Dr Rupa Parmar said: “One of the most common COVID symptoms is a lack of smell and taste, which can last months and makes it difficult and frustrating to enjoy foods and can affect your appetite. Seasoning well and eating citrussy or punchy foods can help. For some people, food may also taste metallic, so it’s a good idea to swap out your cutlery.

“Losing weight unexpectedly can be a sign of malnutrition, a common side effect of a loss of appetite. Malnutrition happens when your diet doesn’t provide you with the required nutrients.
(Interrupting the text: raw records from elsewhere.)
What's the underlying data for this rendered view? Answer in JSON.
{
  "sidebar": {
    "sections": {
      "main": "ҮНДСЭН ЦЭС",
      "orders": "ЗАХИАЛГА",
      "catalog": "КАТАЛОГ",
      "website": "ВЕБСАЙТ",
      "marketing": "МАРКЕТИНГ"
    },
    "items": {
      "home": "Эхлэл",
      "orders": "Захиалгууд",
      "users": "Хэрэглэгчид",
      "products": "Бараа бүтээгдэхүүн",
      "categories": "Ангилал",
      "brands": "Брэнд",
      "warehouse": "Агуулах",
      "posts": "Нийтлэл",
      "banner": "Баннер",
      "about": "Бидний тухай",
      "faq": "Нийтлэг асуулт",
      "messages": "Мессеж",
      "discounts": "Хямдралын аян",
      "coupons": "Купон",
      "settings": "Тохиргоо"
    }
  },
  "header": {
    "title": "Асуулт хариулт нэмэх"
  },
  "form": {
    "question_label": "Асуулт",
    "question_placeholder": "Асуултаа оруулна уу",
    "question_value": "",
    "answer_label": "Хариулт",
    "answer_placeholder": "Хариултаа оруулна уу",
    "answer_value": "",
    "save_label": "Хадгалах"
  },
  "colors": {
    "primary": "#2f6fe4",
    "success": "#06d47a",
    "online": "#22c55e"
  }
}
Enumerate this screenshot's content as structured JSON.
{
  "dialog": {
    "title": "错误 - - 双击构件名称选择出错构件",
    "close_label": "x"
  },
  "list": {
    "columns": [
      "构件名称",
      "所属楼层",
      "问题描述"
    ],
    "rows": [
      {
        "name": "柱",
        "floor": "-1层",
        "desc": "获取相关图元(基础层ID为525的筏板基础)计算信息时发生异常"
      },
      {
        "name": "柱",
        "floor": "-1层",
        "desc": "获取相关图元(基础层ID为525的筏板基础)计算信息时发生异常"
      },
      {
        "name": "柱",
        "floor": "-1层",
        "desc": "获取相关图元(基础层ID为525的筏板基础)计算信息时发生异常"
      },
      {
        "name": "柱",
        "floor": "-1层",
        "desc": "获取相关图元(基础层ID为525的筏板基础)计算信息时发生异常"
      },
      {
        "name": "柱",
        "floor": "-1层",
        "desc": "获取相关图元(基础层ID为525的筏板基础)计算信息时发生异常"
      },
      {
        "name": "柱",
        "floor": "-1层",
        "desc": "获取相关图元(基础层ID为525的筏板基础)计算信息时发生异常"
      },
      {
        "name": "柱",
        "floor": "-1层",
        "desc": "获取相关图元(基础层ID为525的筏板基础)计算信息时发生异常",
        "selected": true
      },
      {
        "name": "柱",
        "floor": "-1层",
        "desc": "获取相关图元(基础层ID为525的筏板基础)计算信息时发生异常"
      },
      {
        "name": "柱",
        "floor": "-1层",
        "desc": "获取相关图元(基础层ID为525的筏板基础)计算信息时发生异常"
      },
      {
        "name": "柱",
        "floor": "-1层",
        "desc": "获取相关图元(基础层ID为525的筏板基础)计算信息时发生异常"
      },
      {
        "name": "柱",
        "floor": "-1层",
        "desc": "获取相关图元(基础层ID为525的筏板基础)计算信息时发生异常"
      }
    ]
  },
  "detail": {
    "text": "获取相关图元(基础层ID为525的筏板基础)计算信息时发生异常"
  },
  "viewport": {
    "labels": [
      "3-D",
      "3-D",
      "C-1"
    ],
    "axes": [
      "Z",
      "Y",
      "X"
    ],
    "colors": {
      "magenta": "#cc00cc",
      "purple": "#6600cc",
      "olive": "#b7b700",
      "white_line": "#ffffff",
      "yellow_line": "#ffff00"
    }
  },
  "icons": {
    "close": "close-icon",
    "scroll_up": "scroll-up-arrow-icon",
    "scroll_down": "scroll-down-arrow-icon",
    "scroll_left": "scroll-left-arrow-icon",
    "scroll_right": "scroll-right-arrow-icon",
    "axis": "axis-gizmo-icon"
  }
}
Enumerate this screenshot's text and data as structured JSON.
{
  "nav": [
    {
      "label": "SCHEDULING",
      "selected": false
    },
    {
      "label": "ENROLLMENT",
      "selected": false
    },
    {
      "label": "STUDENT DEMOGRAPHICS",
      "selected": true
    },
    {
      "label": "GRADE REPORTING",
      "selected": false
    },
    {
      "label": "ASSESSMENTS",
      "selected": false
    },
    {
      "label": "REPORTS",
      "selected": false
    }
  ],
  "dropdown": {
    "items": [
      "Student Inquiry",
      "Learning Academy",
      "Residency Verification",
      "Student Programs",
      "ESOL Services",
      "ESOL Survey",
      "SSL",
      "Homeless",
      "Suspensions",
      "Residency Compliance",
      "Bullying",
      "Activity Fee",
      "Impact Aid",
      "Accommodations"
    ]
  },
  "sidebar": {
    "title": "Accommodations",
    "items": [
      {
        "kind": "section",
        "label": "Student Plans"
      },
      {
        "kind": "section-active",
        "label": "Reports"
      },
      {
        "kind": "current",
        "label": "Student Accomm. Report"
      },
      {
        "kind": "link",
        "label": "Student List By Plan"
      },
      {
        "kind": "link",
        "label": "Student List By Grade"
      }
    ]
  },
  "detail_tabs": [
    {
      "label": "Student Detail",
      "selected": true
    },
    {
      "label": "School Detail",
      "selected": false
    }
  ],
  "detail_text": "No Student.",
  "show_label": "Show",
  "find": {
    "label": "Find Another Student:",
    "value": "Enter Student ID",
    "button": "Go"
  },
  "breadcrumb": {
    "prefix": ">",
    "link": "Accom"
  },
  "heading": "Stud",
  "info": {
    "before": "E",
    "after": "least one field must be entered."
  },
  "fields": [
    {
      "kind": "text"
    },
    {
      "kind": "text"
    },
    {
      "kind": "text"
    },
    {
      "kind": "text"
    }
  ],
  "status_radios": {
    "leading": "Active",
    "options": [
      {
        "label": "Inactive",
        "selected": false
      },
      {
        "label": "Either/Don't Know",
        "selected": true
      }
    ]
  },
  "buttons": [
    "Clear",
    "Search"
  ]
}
It also makes your muscles weaker, increasing your risk of falls or infections. Speaking to your GP and making changes to your diet can majorly help with recovery.”

Focus on energy

Choose high-protein foods that will help you increase your energy and rebuild muscle. Protein works to aid in the growth, repair, and maintenance of tissues, so consume more meat, fish, beans, dairy products, and eggs. Increasing carbs in your diet can also give you the energy you need to recover from illness. Whole-grain carbohydrates like pasta, cereals, and bread also contain fibre to manage gut health and constipation. 

Fruit and vegetables

Eating more fruit and veg, at least five portions a day, is a great way to increase the amount of nutrients in your diet. This is because they contain vitamins and minerals to aid recovery. Many people who have lost their sense of taste due to COVID also find their taste buds stimulated by sharp, citrussy flavours like pineapple, grapefruit, lemon, orange, and lime. 

Drink your nutrients

Yoghurts, smoothies, shakes, and shots can all help you get important nutrients. While nutritional supplements or meal replacements can help if you feel you’re not getting all the vitamins and minerals you need in your diet, they should be used as part of a balanced diet and never as long-term substitutes for whole foods.

Herbs and spices

Herbs and spices can enhance the flavours of dishes, but can also aid in recovery. Ginger is known for reducing nausea, turmeric has anti-inflammatory properties, garlic can boost your immune system, and sage, oregano, and thyme contain antioxidants. 

Hydration

Staying hydrated is the best way to aid recovery, and it can help with a dry mouth, too. Water is vital for carrying nutrients to organs and cells, so ensure you’re drinking at least 3 litres of water a day. It’s also a good idea to drink juices, but limit your intake as they usually contain a lot of sugar.